Data Discipline: How Hackers Took on Science

(Book manuscript under contract with Columbia University Press.)

“Data scientists” have appeared in industry, government, and academia in vast numbers over the past decade. They were noted for using statistics and computer programming to make discoveries with large-scale datasets, which spurred new applications, ranging from cardiovascular or traffic monitoring to ad placements and election meddling. But data science tasks, skills, and roles remained obscure and subject to uneasy internal debates, watched by established scientists, engineers, and analysts with some skepticism. Confusion and contestation around the workings of data science has raised questions about its rapid rise to public salience. How did a loose band of nerds and hackers present mostly old and partly questionable ideas as a new science? Science or not, how could this technical work gain broad recognition?

Data science is complex, which makes its underpinnings hard to untangle. This book presents a comprehensive approach that explains data science’s emergence through historical, quantitative, qualitative, and reflexive perspectives. The historical perspective draws on a large body of writing about the development of quantitative thinking. Data science’s magnitude, technical complexity, and emergent status pose thornier challenges. The book uses a large-scale dataset to capture data science skills across industries and implements and critically unpacks a data science analysis to illustrate data science work. To capture its emergent dynamics, the book reports on observations of early data science events. These events put speakers in front of audiences without understanding this new role themselves and without the opportunity to hide their uncertainty—a situation that offers deep insights into data science’s formation.

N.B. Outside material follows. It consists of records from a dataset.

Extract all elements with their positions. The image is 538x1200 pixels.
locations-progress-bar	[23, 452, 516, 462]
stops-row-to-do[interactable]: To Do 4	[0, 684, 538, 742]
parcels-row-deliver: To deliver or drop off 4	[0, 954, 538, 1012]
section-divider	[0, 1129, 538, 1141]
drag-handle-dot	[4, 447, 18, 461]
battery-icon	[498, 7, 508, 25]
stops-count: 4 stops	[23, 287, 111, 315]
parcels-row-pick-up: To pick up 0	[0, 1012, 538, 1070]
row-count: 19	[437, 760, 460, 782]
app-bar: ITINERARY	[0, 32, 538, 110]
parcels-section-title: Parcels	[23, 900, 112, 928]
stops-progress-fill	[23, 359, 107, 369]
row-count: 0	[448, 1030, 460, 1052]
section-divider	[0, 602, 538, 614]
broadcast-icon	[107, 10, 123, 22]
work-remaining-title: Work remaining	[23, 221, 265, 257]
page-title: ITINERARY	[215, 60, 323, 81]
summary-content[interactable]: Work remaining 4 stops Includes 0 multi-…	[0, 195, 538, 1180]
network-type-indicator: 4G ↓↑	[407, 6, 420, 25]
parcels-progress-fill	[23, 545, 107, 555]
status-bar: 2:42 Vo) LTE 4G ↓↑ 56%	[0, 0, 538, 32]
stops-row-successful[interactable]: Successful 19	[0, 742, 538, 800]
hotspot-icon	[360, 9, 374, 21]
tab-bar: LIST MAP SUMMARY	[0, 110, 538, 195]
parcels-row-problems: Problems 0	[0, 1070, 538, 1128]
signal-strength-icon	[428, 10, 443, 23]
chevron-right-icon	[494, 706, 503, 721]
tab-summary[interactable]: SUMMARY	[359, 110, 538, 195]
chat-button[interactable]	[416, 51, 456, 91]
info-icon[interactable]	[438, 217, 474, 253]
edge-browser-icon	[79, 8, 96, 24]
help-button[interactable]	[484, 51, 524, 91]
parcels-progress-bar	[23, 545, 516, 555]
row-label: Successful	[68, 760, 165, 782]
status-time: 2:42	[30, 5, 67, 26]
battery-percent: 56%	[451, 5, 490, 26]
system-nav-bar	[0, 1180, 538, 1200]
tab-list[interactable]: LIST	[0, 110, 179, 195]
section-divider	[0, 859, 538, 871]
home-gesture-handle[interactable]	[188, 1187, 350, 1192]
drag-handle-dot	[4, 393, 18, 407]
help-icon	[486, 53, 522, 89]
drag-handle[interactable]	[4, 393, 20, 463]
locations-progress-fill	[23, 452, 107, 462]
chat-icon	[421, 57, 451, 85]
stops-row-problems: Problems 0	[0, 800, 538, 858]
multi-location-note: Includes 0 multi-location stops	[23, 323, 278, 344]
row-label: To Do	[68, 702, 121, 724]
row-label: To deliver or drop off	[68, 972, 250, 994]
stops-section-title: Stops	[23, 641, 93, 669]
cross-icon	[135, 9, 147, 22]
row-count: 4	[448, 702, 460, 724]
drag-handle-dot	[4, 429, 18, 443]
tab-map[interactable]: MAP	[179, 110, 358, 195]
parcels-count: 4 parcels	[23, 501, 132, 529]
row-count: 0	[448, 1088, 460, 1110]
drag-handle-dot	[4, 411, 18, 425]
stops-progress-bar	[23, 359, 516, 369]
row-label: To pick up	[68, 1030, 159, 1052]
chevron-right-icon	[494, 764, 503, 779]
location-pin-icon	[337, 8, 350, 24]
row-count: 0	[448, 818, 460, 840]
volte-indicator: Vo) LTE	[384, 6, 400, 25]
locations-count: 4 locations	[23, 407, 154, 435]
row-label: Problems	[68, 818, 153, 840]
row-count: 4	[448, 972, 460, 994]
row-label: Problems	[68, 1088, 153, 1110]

The book’s first part locates data science in different social contexts. Data science centers on the application of quantitative expertise to a wide range of problems, including in commerce, management, medicine, and public services. This focus leads to practical concerns that have come up in academic discussions for the past two centuries, only to be declared as lacking scientific relevance and thus set aside. New technologies of the Digital Transformation have introduced similar problems into firms and other applied settings. But neither academics nor technologies or businesses created a new science; data science emerged among nerds, hackers, coders, and scholars who found their practical data work worthwhile of discussion. 

The book’s second part follows those early discussions in New York City, where tech received new attention in the hopes of moving past the 2008 financial crisis. The analysis turns to the micro level to capture data science’s inception in this mix of enthusiasm and uncertainty. It considers public gatherings at which data nerds presented new projects and ideas that seemed familiar until speakers focused on obscure data-analytic details. Then they slipped in stories of their broader experiences, struggles with clients, colleagues, scientists, and their own anxieties, without any obvious link to technical work. Counterintuitively, these qualitative observations about their otherwise formal work and its surroundings were crucial for defining a professional role and identity. The book shows how the interplay of personal reflection, technical rigor, and public scrutiny gave the digital era, for better or for worse, a human face.